In [None]:
import pandas as pd
import matplotlib.pyplot as plt
import seaborn as sns

# Loading the data files and processing the file in chunks
loan_data = pd.read_csv('loan.csv', low_memory=False)


# Displaying the first few rows of each file to understand the structure
loan_data_head = loan_data.head()


loan_data_head


In [None]:
# Univariate Analysis: Distribution of loan amount

# Calculating metrics for loan amount distribution
loan_amount_metrics = loan_data['loan_amnt'].describe()
print("Loan Amount Metrics:\n", loan_amount_metrics)

plt.figure(figsize=(15, 5))

plt.subplot(1, 3, 1)
sns.histplot(loan_data['loan_amnt'], bins=30, kde=True, color='blue')
plt.title('Distribution of Loan Amount')
plt.xlabel('Loan Amount')
plt.ylabel('Frequency')



plt.tight_layout()
plt.show()


In [None]:
# Univariate Analysis: Distribution of interest rate

# Converting 'int_rate' to numeric for analysis
loan_data['int_rate'] = loan_data['int_rate'].str.rstrip('%').astype('float')

# Calculating metrics for interest rate distribution
interest_rate_metrics = loan_data['int_rate'].describe()

print("\nInterest Rate Metrics:\n", interest_rate_metrics)


plt.figure(figsize=(15, 5))

plt.subplot(1, 3, 2)
sns.histplot(loan_data['int_rate'], bins=30, kde=True, color='green')
plt.title('Distribution of Interest Rate')
plt.xlabel('Interest Rate (%)')
plt.ylabel('Frequency')


plt.tight_layout()
plt.show()

In [None]:
# Univariate Analysis: Distribution of loan status

# The distribution of loan statuses
loan_status_counts = loan_data['loan_status'].value_counts()
print(loan_status_counts)


plt.figure(figsize=(15, 5))

plt.subplot(1, 3, 3)
loan_status_counts = loan_data['loan_status'].value_counts()
sns.barplot(x=loan_status_counts.index, y=loan_status_counts.values, hue=loan_status_counts.index, palette='viridis', legend=False)
plt.title('Loan Status Distribution')
plt.xlabel('Loan Status')
plt.ylabel('Count')
plt.xticks(rotation=90)


plt.tight_layout()
plt.show()

### Key Findings
1. **Loan Amount Distribution**: Most loans are smaller, with a higher frequency of loans under $20,000.

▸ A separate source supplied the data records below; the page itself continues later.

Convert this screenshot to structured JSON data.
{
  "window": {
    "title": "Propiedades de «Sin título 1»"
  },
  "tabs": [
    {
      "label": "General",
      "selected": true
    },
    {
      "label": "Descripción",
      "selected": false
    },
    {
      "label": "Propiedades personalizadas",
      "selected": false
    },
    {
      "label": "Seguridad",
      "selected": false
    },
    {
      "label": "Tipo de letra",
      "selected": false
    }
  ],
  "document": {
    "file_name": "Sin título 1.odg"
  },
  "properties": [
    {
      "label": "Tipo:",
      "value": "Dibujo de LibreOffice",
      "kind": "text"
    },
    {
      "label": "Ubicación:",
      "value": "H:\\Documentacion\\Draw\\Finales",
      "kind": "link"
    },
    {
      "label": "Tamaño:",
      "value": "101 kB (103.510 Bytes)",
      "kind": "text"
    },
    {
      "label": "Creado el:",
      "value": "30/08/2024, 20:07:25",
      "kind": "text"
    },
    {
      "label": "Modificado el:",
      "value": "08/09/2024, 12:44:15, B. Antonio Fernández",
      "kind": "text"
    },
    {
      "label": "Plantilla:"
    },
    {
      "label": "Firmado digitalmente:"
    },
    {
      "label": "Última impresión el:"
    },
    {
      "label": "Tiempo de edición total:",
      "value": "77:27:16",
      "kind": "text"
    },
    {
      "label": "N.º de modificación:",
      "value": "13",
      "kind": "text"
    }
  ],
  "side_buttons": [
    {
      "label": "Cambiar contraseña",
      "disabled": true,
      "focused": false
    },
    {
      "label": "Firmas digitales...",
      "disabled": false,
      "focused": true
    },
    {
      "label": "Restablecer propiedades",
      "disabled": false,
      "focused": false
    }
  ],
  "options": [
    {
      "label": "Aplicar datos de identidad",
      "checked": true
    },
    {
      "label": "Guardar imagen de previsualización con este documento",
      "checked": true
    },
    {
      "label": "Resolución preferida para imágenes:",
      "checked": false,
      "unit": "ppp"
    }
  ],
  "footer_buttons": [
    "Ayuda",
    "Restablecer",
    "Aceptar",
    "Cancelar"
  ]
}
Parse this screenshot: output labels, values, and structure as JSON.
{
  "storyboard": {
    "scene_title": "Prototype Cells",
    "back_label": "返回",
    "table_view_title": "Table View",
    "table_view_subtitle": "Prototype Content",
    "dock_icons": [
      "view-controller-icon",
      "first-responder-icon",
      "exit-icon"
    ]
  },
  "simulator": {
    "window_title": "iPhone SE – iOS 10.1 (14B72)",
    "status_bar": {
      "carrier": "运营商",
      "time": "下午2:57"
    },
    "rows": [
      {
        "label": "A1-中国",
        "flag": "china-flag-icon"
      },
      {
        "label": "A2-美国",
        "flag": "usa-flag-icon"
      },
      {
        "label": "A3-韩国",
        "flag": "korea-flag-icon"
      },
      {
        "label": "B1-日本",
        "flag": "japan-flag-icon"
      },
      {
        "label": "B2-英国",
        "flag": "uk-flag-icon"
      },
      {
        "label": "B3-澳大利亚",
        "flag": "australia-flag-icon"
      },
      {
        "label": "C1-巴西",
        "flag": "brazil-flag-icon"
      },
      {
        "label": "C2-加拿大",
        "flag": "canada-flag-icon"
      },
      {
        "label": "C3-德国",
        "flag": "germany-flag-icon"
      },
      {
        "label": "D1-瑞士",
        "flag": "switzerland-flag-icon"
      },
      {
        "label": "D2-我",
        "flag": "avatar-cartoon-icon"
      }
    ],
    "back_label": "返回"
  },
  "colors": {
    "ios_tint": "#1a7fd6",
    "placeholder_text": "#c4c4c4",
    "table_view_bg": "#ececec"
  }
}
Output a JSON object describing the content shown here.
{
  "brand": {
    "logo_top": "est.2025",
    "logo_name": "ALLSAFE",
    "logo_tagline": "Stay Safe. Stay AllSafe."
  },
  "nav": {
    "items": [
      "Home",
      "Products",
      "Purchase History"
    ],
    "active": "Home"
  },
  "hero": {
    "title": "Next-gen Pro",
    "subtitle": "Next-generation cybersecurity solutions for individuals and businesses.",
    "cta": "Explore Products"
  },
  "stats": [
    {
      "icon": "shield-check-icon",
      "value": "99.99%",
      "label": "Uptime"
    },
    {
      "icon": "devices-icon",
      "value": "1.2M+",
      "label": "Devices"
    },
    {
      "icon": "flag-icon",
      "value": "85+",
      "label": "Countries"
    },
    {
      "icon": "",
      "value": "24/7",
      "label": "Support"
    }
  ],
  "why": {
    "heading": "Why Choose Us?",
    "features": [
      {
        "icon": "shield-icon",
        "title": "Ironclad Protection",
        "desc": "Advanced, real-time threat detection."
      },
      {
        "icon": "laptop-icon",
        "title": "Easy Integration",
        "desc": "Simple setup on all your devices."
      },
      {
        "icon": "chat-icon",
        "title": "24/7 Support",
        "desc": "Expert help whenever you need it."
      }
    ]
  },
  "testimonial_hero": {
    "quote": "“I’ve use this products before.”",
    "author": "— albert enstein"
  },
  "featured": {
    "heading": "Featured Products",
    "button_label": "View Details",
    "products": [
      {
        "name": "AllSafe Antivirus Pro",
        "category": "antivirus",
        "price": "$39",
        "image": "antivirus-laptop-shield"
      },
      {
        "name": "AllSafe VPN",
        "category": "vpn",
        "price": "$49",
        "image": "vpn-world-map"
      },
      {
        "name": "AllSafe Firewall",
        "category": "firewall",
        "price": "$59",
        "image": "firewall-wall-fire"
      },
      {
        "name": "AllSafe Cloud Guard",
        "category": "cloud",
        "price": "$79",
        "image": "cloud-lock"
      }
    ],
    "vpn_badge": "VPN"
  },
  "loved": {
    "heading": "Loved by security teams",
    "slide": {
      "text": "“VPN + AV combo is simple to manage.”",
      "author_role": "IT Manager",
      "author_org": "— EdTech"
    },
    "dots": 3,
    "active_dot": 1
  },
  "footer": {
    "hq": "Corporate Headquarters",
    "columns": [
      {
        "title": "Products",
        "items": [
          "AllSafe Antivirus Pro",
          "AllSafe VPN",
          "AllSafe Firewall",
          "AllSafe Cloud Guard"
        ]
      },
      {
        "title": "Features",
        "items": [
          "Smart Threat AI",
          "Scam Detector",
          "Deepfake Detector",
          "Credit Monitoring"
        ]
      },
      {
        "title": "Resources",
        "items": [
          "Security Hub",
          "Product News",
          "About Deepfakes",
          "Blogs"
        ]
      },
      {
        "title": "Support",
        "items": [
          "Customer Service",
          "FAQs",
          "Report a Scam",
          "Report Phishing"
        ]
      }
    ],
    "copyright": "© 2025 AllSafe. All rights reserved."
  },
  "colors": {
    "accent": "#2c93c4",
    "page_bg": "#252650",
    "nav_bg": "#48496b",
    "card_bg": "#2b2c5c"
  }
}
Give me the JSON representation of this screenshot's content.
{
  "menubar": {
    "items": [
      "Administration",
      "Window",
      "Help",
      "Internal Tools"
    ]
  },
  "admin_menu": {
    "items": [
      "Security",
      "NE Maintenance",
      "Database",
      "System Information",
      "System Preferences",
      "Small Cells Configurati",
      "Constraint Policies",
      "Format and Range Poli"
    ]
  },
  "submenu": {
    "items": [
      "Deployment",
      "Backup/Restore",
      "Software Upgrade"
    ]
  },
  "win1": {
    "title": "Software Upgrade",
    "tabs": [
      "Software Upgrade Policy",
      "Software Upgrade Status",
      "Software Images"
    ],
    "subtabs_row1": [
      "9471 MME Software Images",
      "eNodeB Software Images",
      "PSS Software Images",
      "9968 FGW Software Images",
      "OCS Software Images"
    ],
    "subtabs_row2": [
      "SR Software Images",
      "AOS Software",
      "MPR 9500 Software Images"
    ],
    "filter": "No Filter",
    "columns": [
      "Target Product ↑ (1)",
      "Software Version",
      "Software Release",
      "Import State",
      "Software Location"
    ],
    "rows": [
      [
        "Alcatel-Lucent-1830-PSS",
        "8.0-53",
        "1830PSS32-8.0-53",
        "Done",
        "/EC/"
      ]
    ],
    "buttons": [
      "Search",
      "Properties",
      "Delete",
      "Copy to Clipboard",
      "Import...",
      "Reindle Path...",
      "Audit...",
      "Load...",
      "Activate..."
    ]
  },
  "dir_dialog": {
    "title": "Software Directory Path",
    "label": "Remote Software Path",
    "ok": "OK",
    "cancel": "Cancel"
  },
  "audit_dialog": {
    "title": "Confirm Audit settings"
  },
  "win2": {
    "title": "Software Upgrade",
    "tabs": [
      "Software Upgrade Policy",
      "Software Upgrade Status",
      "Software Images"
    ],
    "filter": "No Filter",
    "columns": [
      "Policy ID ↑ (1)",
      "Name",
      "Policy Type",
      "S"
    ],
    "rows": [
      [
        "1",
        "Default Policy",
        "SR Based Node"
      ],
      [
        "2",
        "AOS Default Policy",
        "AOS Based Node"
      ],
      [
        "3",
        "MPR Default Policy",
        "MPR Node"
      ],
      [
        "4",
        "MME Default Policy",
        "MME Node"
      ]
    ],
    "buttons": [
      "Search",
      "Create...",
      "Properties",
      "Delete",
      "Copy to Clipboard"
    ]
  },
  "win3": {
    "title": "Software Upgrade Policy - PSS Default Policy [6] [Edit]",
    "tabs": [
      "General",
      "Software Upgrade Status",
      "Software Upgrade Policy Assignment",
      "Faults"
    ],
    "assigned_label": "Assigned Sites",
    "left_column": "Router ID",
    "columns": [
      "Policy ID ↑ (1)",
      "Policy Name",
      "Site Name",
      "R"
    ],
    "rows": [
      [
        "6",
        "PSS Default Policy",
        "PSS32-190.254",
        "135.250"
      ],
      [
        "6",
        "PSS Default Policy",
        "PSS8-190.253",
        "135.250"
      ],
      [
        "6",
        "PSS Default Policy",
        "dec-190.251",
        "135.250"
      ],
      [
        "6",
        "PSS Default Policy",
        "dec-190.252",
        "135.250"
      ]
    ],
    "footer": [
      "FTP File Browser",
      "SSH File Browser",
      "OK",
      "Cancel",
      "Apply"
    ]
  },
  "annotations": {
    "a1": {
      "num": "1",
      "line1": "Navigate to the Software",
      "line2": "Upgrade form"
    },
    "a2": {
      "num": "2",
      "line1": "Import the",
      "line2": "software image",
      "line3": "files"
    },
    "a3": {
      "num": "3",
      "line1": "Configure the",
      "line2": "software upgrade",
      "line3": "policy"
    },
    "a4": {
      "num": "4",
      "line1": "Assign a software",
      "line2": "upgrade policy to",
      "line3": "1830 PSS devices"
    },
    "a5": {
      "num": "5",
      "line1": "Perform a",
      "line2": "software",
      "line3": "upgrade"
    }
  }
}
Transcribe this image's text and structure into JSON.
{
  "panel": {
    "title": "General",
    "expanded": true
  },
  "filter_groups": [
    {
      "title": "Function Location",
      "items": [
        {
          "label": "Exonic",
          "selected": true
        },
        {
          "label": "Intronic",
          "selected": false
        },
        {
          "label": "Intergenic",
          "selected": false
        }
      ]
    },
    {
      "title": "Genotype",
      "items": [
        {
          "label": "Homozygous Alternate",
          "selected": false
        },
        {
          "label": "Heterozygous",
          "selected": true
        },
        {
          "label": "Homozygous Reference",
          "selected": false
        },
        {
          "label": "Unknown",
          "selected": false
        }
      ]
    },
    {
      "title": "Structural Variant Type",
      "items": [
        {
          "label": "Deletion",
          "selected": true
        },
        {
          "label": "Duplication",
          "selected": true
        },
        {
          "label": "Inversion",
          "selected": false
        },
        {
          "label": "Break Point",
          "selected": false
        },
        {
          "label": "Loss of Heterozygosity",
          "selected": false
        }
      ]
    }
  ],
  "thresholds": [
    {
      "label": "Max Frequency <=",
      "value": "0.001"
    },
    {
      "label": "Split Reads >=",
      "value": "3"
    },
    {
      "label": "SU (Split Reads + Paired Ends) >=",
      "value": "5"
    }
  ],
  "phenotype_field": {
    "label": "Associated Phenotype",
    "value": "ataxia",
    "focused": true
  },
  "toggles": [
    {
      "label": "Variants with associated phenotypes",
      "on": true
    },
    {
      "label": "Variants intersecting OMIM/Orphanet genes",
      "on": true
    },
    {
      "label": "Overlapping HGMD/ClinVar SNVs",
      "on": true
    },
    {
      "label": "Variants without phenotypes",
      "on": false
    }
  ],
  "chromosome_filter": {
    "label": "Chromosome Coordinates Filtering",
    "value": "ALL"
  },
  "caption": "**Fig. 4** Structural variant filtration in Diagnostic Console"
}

Most borrowers opt for loans between \$5,500 and \$15,000, with a skew towards smaller loan amounts. This could indicate that the company primarily serves middle-market or risk-averse customers who prefer lower debt obligations.

2. **Interest Rate Distribution**: Interest rates are between 10% and 15%.

A broad pricing strategy is implemented, where most customers are charged between 9.25% and 14.59%, with some exceptions. These rates are likely determined by a risk-based pricing model, associating higher rates with higher-risk borrowers.

3. **Loan Status Distribution**: The majority of loans are either fully paid or charged off (defaulted) with a smaller proportion labeled as current.

The majority of loans are successfully repaid, indicating that the company's lending criteria and risk management are effective in most cases. However, the 14% charge-off rate suggests room for improvement in credit assessment and risk management to reduce the default rate.